Relationship Between Left-side Perturbation and Left to Right Understanding
- First, we invest that the LLMs tend to understand the text from left to right.
- Then, based on this finding, we aim to destroy the understanding ability of LLMs on the harmful prompts.
- One effective way is to add noisy text on the left side of the harmful prompt. Adding noise in the right side will influent less.
- We use the harmful prompt itself to construct this noise via flipping.
- The whole workflow can be found in Left-side Perturbation.
Stealthy
-
It means the attack is hard to be detected by victim LLM itself or the guard model.
-
It is a common term for jailbreak attacks [1,2].
-
We will add more explanation of stealthy in the early part of the final paper.

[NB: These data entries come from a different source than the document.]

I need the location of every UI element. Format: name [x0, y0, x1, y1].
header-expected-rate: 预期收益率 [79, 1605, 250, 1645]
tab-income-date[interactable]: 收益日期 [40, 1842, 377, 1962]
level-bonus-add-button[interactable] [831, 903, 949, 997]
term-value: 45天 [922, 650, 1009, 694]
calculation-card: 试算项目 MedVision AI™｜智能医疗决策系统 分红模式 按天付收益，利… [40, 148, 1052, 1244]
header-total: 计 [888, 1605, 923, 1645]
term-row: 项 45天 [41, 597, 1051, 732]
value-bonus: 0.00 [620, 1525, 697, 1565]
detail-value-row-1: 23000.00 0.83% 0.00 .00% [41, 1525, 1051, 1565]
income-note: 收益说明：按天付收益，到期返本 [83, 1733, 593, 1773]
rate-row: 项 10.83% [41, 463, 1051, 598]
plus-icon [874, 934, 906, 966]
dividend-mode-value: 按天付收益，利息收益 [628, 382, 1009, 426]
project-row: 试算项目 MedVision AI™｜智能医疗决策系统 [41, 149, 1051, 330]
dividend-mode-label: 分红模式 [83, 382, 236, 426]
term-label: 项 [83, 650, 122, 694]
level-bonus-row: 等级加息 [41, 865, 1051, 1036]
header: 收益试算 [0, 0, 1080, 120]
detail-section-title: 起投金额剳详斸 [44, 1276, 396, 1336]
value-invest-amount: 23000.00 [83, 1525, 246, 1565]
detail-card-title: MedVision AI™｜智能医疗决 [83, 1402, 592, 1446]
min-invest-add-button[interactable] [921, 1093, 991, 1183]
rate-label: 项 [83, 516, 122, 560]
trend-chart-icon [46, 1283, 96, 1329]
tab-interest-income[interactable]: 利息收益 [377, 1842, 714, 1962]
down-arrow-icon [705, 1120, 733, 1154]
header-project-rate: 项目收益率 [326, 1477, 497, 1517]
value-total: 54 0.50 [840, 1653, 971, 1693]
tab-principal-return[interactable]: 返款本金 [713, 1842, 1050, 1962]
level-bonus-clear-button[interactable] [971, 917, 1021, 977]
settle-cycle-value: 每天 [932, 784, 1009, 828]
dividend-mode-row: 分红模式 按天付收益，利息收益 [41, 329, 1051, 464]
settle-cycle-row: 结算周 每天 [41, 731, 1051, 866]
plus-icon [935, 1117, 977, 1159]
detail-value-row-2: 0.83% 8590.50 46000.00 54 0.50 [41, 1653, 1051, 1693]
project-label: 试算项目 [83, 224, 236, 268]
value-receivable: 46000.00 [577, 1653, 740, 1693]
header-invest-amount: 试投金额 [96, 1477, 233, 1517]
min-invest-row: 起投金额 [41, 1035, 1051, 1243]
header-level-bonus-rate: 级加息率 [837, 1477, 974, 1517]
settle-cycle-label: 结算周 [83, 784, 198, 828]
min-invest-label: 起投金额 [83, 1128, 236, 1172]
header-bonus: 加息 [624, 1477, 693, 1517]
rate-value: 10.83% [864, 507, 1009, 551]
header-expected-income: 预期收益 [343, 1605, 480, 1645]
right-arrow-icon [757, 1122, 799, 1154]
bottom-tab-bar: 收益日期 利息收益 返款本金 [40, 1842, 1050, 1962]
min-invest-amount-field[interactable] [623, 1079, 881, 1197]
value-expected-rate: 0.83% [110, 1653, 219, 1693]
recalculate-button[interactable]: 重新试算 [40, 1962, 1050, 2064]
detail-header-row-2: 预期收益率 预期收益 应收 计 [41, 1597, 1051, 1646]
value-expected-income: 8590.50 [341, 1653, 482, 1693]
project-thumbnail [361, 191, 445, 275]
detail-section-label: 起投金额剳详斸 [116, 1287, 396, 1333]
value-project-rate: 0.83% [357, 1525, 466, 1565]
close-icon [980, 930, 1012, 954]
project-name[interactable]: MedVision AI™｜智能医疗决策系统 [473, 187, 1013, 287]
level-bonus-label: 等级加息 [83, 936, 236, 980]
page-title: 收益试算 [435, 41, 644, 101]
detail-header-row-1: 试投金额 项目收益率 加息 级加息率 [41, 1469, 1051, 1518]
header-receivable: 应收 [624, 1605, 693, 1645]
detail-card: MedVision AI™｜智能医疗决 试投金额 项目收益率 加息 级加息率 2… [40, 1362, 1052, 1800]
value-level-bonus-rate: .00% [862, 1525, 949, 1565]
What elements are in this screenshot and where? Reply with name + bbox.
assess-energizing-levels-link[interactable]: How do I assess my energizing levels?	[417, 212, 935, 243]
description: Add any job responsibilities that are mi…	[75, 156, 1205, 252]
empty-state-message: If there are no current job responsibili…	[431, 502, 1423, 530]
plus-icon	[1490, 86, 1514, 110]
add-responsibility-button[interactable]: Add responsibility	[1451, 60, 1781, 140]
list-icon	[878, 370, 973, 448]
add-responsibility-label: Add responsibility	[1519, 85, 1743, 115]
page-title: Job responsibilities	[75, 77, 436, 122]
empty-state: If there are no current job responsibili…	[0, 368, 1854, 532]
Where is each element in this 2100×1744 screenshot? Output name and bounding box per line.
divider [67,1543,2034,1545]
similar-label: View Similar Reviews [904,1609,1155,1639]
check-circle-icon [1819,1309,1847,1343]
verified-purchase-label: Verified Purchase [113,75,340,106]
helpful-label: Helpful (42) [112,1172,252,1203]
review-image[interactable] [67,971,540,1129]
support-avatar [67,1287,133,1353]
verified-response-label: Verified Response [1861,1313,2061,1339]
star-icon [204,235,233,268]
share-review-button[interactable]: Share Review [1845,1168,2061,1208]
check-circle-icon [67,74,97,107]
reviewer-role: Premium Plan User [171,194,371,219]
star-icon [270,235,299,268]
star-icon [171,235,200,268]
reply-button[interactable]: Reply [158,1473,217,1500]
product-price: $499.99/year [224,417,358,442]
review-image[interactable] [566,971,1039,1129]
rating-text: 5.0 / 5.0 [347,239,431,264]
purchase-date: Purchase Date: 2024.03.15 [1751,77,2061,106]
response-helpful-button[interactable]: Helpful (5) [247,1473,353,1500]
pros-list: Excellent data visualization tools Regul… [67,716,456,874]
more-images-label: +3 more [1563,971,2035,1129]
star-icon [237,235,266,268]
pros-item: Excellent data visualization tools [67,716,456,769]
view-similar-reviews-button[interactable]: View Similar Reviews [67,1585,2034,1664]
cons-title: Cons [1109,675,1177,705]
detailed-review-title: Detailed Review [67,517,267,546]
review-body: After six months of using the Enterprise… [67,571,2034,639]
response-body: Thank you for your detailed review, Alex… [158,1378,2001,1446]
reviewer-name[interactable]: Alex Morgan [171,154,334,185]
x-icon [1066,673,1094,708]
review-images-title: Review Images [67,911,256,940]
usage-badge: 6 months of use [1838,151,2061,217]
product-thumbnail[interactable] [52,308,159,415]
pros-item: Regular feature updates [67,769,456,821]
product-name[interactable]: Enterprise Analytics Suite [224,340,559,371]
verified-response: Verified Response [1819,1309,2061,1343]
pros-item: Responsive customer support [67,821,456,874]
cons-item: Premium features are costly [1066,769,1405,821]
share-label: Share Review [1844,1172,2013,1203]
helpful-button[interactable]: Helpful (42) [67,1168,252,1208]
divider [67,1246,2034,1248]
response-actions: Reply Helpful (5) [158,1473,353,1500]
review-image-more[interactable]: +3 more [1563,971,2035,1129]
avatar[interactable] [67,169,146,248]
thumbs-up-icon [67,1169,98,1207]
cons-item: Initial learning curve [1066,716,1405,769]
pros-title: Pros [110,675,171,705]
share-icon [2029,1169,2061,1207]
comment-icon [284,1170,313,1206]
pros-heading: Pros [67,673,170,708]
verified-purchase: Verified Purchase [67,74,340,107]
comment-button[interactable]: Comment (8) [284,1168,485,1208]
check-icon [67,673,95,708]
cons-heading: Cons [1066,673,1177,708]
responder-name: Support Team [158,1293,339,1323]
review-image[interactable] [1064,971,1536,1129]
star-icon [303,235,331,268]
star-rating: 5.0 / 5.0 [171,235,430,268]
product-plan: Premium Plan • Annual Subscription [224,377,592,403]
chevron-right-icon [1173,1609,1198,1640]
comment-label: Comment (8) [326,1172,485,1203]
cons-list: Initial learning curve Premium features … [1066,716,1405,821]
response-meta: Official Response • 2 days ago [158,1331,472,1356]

[1] Stealthy Jailbreak Attacks on Large Language Models via Benign Data Mirroring [2] Gpt-4 is too smart to be safe: Stealthy chat with llms via cipher
Universality
- As we mentioned in Line 47 of the original paper,
First, to make our proposed method universally applicable to state-of-the-art LLMs, we study their common nature, i.e., autoregressive,. - Universality means the proposed attack method can be effective for all LLMs.
- Since our design is from the autoregressive nature of the LLMs, they are all vulnerable to our FlipAttack.
- We will add more explanation of universality in the early part of the final paper.
Minors
- We will modify the notation.
Given a harmful request X = (x₁, x₂, …, xₙ) as an ordered sequence of n tokens. - In Table 1, we will explain
white-box attackas transfer attacks in the title. - We will fix Line 184 and modify it as
keeping it universal. - We will remove Submission and Formatting Instructions for ICML 2025 and use our title.
- We will make the text in Figure larger.
- We will give a detailed definition of flipping modes in the abstract.
The paper concerns jailbreaking attacks in LLMs and presents FlipAttack, a method to disguise harmful prompts using left-side perturbations, making it difficult for LLMs to detect. The intuition is based on the reading order we use of humans. The paper proposes four flipping modes to guide LLMs in executing harmful behaviors. Experiments show FlipAttack's high success and bypass rates across eight LLMs and guard models. The attack is based on a simple heuristic, while the paper is empirical. However, the reviewers agree that this is an effective attack and has not appeared before. Even though I do recommend acceptance, I strongly recommend the authors to consider the comments of the reviewers and the Reviewer KQwB in particular, on making the experiments closer to the standard experiments used in the literature and improving the readability.